President Trump should hold Bolton at bay and delay any decision on INF until he talks to Putin in Paris or later this month in Buenos Aires. There, Trump should offer to start the conversation on nuclear weapons that he and Putin discussed months ago in Helsinki. At that meeting, Trump said nuclear weapons are “the greatest threat of our world today,” and that “we have to do something about nuclear, and so that was a matter that we discussed actually in great detail, and President Putin agrees with me.” President Putin said Russia wanted to “work together…on the disarmament agenda,” including INF, New START, U.S. anti-missile systems, and weapons in space.
After they meet, the two nations should open a broad conversation about INF that takes into account both side’s concerns.

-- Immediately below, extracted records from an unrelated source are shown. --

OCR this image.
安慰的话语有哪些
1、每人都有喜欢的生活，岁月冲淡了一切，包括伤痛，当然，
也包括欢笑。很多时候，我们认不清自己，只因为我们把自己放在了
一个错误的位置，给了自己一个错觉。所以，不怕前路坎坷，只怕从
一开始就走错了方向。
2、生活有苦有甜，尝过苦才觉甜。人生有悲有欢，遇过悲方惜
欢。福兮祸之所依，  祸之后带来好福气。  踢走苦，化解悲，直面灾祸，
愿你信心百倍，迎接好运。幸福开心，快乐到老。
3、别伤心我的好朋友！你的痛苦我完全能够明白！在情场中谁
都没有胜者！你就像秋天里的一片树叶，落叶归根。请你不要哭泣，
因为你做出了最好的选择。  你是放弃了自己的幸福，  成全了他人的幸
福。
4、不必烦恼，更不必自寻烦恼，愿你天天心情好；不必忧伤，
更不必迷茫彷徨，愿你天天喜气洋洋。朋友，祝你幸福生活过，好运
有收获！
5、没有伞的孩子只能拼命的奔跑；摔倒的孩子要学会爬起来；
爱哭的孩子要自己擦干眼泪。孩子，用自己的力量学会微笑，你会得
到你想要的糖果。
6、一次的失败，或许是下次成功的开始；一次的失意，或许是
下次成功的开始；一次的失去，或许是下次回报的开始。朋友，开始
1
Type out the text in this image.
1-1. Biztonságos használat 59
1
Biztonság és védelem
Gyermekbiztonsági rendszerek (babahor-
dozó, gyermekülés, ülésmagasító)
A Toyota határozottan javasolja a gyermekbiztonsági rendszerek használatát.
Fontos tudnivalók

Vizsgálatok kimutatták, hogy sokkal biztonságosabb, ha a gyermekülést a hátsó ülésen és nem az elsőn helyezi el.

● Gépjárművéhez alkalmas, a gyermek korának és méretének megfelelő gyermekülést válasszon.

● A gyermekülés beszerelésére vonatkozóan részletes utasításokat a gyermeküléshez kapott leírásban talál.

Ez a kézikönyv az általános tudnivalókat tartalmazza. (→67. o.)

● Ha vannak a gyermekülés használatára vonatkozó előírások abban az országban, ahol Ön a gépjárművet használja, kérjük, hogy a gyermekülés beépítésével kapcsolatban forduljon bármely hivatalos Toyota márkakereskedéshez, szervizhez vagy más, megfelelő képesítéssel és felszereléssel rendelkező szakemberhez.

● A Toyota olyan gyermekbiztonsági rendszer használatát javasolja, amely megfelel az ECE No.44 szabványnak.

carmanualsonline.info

They should extend New START and go beyond that to deeper arms reductions. If they do, they will inevitably bump into the issue of missile defense. Moscow still resents the Bush administration’s unilateral withdrawal from the Anti-Ballistic Missile Treaty in 2002. It was that fateful and senseless act, also orchestrated by Bolton, that set Moscow on its current course to undermine INF.
Like President Reagan and Premier Gorbachev before them, Trump and Putin could use their next meetings to forge a new, transformative partnership on nuclear weapons. It is time to bring arms control back into the spotlight.